How the Kansas City Chiefs got their name

(Hint: Not from a Native American.) Harold Roe Bartle, a non-Indigenous two-term Kansas City mayor, was known in his social circles as ‘Chief’

How did the Kansas City Chiefs get their name? It wasn’t from a Native American, a Native tribe or in fact anything Indigenous. The chiefs got their name from a man who spent much of his adult life appropriating Native American culture.

The man’s name was Harold Roe Bartle. 

Bartle, a non-Native man and former two-term mayor for Kansas City—who had a 25 cigar-a-day habit, and a booming voice—was the founder of the Mic-O-Say in 1925. It was an offshoot of the Boy Scouts organization.

Those familiar with the Boy Scouts, might not realize that the origins of the scouts come from a group known as the Woodcraft Indians, a non-Indigenous youth group dedicated to emulating American Indian culture. The group was created by Ernest Thompson Seton in 1902. 

Three organizations spawned from Seton’s youth group, which are known today as the Order of the Arrow, a secretive honor society connected to the Boy Scouts of America, the tribe of Mic-O-Say, a “tribal Boy Scout organization” that has members across the United States as well as its own types of regalia modeled after Native American culture, and the Koshare’, a Boy Scout troop based in La Junta, Colorado. 

The Koshare’ even has its own museum with non-Indigenous ceremonial dancers. Due to the media exposure in relation to cultural appropriations by the group, and Native American leaders who have expressly advocated against the display of regalia and dance performances by the Koshare’s non-Indigenous performers, photographs are forbidden by the group.

See related story in ICT by Vincent Schilling: The Tribe of Mic-O-Say dance teams regularly perform’ in ‘Native-style regalia

What does this have to do with the Kansas City Chiefs? 

Art Wall KC Chiefs Westport Alehouse. (Wikimedia Commons)
Art Wall KC Chiefs Westport Alehouse. (Wikimedia Commons)

Bartle was also a former Boy Scout leader for a non-Native group called the Cheyenne Council in Casper, Wyoming.

H. Roe Bartle with the Boy Scouts. (Screen capture, YouTube)

As a creator of a group that emulated Native American culture, Bartle frequently wore Native-style headdresses. 

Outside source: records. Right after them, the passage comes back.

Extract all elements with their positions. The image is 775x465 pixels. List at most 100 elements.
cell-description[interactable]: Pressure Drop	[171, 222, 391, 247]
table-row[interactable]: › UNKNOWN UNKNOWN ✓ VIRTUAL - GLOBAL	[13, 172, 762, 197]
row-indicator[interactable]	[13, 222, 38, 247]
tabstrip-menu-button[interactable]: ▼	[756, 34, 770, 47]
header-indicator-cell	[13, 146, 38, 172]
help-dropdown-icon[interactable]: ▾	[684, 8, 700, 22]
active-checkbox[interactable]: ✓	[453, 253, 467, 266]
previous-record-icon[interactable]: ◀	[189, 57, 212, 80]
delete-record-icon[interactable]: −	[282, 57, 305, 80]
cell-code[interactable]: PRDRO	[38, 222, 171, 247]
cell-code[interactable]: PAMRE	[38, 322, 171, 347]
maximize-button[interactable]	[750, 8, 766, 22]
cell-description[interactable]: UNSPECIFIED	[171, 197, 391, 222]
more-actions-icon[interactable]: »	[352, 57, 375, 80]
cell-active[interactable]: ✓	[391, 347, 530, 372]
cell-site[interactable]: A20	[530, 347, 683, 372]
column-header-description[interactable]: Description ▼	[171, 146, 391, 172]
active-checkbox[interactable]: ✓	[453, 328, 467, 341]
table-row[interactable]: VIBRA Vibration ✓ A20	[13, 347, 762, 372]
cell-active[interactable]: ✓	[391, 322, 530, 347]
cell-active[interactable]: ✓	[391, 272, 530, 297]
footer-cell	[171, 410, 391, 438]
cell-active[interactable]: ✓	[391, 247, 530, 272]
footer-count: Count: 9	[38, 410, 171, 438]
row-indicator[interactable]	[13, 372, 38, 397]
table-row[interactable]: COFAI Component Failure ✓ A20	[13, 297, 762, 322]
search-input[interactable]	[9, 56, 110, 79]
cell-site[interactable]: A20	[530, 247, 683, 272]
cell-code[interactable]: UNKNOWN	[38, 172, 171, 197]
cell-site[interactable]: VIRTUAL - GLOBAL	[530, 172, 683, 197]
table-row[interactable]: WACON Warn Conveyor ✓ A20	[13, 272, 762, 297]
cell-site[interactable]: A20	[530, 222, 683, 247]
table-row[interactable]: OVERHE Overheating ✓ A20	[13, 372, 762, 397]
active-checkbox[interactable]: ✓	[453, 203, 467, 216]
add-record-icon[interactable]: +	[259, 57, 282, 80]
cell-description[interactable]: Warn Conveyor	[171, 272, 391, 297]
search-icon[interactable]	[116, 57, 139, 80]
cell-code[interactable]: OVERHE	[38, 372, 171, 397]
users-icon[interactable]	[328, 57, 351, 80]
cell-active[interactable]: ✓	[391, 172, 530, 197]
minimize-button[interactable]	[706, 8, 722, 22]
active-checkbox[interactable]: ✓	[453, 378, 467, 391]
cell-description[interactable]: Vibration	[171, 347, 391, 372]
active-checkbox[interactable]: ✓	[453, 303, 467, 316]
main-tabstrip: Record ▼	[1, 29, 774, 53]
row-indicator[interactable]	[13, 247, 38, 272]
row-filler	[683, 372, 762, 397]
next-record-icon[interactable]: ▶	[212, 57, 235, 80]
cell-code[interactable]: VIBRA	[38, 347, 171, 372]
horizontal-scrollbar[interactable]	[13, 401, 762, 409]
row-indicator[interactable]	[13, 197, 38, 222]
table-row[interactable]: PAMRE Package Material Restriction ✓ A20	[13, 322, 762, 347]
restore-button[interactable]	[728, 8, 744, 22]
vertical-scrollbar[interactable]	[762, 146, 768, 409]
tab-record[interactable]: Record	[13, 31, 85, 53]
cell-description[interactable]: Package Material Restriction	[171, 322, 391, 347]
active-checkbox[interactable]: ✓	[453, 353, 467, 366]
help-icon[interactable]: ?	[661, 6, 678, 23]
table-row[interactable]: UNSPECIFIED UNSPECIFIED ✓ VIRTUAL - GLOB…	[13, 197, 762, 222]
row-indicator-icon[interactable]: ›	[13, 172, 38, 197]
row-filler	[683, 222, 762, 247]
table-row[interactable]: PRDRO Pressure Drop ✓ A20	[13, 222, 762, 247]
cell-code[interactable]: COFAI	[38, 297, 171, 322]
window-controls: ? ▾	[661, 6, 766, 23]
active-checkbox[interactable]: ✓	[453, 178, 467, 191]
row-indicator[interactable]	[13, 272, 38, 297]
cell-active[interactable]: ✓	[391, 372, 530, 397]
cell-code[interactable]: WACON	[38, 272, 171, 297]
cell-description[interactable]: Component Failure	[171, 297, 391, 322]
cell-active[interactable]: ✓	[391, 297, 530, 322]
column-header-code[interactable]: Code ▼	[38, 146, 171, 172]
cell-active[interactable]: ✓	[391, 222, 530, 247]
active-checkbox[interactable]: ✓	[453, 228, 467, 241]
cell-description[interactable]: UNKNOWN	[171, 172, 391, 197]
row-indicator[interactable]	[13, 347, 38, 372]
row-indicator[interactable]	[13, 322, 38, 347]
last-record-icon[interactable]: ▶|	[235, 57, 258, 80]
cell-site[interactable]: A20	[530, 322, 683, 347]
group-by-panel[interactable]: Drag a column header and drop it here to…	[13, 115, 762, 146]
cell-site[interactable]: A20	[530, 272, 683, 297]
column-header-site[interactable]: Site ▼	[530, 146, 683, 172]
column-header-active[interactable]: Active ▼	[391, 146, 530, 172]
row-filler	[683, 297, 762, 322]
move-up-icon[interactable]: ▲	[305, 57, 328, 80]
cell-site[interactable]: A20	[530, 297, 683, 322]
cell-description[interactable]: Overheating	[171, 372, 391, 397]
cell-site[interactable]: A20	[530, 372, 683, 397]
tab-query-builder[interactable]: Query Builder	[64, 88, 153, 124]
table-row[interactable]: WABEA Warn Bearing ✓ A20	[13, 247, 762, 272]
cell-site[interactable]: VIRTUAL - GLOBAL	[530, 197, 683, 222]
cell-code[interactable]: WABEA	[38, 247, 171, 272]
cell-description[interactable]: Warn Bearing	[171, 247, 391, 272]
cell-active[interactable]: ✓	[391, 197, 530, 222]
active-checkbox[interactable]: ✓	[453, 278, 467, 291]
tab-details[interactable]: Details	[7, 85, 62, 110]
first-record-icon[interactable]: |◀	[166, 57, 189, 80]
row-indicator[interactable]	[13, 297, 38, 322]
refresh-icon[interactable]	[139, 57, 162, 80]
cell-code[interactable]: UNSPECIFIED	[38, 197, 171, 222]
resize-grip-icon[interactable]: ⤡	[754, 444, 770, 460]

In an effort to qualify his namesake, Bartle claimed he was inducted into a local tribe of the Arapaho people and according to “traditional Mic-O-Say legend,” Bartle was also given the name Lone Bear by an Arapaho chief. 

Thus Bartle went by the name Chief Lone Bear in his Mic-O-Say organization.

As a self-proclaimed chief, Bartle performed ceremonies on new members. During the ceremonies, these participants were given a “Native name” and Bartle would place an eagle claw around their neck.

Harold Roe Bartle (Archive image)

Bartle’s organization, the Mic-O-Say was wildly popular. He created a Mic-O-Say camp in Osceola, Missouri. The ‘Bartle Scout Reservation” still exists today.

In 1928, Bartle was named the Scout Executive of the Kansas City area council, and due to the wildly successful Mic-O-Say camps, several other Mic-O-Say camps were formed. The Mic-O-Say still exists nationwide in the United States today.

Mic-O-Say and Kansas City Chiefs connection

Bartle, known as ‘chief in several social circles, also served as a two-term mayor of Kansas City, Missouri  In 1962 he persuaded Lamar Hunt, the owner of Dallas Texans—a football team looking for a new home—to bring the team to Kansas City. 

As Rick Montgomery wrote in a Kansas City Star article in 2016:

“Bartle learned on a business trip that Hunt was thinking about relocating his American Football League franchise. Not yet ready to sever his football ties in Texas, Hunt originally declined the mayor’s invitation to check out Kansas City. So Bartle promised total secrecy, which included mailing papers to Hunt from a location outside City Hall.”

When Hunt visited, Bartle introduced him as ‘Mr. Lamar’ and referred to Steadman as “Jack X.”

Dallas Texans owner Lamar Hunt—who was the founder of the American Football League—met secretly with Bartle and Hunt ultimately agreed to name the new team the Kansas City Chiefs after Bartle’s nickname. 

In 1963, Hunt moved his Dallas Texans to Kansas City, and the name ‘Chiefs’ came up in a “name-the-team contest.” Lamar Hunt’s general manager stated several years later, “I finally told Lamar, ‘There’s just no other name we can select.’”

The Kansas City Chiefs were not named for a Native American, but after Bartle’s nickname and his involvement with Mic-O-Say—a non-Indigenous organization.

On May 8, 1974, Bartle passed away. According to the Kansas City Public Library, “Bartle was eulogized as one of the region’s most impactful youth leaders and a dynamic public figure in Kansas City history.”